President Bush yesterday awarded the Presidential Medal of Freedom, the nation’s highest civilian honor, to three former administration officials who were pivotal players in the war against terrorism.

In a ceremony in the White House East Room, the president draped the large, gold medals around the necks of former CIA Director George J. Tenet, former Iraq administrator L. Paul Bremer and retired Gen. Tommy Franks.

“Today this honor goes to three men who have played pivotal roles in great events, and whose efforts have made our country more secure and advanced the cause of human liberty,” Mr. Bush said.

The president, who has acknowledged few mistakes during the Iraq war in which more than 1,000 American service members have been killed in action, appeared to be sending a message that he stands behind not only the U.S. policy in Iraq, but also the men who implement it.

Mr. Tenet, who resigned from the CIA in July after seven years as the agency’s director, has been criticized for intelligence failures before the September 11 terror attacks. It was also Mr. Tenet who told the president before the U.S. invasion of Iraq that it was a “slam-dunk” case for weapons of mass destruction.

But Mr. Bush never explicitly blamed Mr. Tenet for the intelligence lapses, and yesterday effusively praised him for his work.

“Early in his tenure as DCI, George Tenet was one of the first to recognize and address the growing threat to America from radical terrorist networks. Immediately after the attacks of September the 11th, George was ready with a plan to strike back at al Qaeda and to topple the Taliban,” Mr. Bush said.

He joked that a CIA colleague once said that “George has the intellect of a scholar and the demeanor of a longshoreman.”

Mr. Bush also ribbed Gen. Franks, who is from the same small Texas town as first lady Laura Bush.

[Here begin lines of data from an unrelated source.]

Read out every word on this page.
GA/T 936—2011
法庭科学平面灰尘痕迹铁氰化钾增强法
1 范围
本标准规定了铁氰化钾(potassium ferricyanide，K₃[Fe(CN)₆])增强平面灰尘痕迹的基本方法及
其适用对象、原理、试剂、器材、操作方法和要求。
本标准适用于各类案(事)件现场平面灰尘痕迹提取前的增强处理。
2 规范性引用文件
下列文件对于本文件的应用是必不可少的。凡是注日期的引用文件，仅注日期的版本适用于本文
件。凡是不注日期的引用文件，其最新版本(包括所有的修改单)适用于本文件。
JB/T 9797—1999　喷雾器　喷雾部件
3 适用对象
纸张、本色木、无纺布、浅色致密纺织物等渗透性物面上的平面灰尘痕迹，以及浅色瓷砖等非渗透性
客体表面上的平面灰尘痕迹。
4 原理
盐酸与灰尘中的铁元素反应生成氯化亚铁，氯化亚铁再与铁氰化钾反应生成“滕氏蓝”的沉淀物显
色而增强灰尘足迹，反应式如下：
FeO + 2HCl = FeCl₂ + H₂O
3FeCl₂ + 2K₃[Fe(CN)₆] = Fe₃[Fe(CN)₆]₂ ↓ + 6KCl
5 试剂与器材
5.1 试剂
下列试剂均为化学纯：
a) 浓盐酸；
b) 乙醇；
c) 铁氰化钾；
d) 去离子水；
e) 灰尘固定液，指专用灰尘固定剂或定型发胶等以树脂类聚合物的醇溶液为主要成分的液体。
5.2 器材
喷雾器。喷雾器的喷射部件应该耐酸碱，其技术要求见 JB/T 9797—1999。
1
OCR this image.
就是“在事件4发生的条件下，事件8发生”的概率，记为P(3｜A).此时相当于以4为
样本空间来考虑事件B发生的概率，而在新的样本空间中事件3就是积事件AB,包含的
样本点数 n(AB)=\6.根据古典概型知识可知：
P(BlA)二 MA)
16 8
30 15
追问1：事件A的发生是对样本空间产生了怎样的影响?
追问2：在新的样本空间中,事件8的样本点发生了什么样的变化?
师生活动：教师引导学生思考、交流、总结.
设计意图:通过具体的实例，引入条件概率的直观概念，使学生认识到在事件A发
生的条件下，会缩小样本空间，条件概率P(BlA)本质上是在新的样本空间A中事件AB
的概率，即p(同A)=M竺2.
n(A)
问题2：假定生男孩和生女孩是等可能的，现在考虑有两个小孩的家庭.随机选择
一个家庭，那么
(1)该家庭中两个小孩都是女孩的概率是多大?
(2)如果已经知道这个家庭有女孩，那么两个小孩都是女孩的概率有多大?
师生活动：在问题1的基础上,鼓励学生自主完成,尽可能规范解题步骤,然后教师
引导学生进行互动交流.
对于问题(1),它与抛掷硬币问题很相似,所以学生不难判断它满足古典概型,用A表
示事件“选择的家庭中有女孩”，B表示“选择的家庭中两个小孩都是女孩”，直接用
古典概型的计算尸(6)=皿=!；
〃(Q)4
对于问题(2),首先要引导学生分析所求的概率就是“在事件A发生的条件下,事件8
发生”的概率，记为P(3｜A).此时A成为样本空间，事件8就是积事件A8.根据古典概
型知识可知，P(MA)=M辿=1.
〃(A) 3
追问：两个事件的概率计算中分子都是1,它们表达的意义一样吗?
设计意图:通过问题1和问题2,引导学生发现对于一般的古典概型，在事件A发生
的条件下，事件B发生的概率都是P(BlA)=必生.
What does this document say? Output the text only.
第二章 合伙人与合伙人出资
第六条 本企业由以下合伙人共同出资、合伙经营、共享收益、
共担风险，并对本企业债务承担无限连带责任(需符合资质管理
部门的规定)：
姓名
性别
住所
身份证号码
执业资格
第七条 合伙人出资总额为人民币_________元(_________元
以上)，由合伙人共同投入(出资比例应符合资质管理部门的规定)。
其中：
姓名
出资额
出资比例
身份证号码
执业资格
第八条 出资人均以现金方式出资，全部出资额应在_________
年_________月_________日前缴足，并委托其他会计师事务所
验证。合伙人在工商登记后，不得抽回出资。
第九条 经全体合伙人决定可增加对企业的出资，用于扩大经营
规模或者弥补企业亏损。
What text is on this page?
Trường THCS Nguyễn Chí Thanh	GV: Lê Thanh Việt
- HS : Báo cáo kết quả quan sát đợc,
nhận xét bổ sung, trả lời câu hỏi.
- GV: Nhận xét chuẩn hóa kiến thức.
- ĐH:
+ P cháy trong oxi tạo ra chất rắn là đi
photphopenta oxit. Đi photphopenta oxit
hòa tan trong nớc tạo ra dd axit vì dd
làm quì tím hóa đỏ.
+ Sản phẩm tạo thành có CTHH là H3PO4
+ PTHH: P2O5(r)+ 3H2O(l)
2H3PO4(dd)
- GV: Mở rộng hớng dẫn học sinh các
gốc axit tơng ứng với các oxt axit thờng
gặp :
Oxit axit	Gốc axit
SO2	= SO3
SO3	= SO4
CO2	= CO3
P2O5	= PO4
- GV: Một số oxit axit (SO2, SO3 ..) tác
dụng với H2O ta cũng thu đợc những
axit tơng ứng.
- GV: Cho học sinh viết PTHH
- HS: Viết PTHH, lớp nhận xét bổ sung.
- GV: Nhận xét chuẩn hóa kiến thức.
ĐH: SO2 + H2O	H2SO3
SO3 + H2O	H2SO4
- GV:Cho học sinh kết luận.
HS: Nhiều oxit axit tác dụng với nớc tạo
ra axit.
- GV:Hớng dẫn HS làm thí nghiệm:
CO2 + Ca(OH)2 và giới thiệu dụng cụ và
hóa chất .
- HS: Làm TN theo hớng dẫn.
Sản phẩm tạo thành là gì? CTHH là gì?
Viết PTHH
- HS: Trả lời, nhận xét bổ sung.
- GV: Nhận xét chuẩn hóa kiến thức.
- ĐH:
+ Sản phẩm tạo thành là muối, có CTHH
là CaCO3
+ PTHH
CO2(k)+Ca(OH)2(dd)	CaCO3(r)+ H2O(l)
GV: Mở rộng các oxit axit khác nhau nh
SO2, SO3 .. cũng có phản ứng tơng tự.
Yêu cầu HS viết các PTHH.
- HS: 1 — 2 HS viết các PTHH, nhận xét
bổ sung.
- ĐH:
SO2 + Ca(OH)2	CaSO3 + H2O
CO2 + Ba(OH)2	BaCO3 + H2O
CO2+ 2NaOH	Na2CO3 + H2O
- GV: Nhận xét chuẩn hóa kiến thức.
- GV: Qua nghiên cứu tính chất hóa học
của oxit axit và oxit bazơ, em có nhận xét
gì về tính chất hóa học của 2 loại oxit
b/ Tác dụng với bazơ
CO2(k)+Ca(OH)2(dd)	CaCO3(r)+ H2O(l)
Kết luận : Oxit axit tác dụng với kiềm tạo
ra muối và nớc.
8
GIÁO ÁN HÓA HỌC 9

“At a recent high school reunion, Tommy’s old principal told the general, ‘You weren’t the brightest bulb in the socket,’ to which the general replied, ‘Ain’t this a great country?’”

But Mr. Bush also applauded his longtime friend’s accomplishments in Iraq and Afghanistan, calling Gen. Franks a “liberator.”

“Tommy Franks led the forces that fought and won two wars in the defense of the world’s security, and helped liberate more than 50 million people from two of the worst tyrannies in the world,” he said.

The president also lauded Mr. Bremer, who served as the top civilian U.S. official in postwar Iraq and oversaw the transfer of power to an interim Iraqi government last June.

“Jerry, Iraq is free today, and you helped make it so,” Mr. Bush said, using Mr. Bremer’s nickname. “And a free Iraq will help make generations of Americans more secure.”

Mr. Bremer has taken some blame from administration critics who say the planning for postwar Iraq was inadequate. Adding fuel to that debate, Mr. Bremer suggested this fall that the United States had paid a price in Iraq in the immediate aftermath of major combat operations because it did not have enough troops in place to stop looting.

Some Democrats criticized the awarding of the medals.

“Did George Tenet get the Medal of Freedom for his ‘slam-dunk’ case for war based on weapons of mass destruction that didn’t exist? Did Paul Bremer clinch this honor for speaking out against the administration’s bungled war planning only after he’d left the job?” asked David Wade, a spokesman for Sen. John Kerry, Massachusetts Democrat.

Sen. Carl Levin, Michigan Democrat and the top Democrat on the Armed Services Committee, said he “would have reached a different conclusion” than Mr. Bush on giving the medal to Mr. Tenet. “I don’t think he served the president or the nation well.”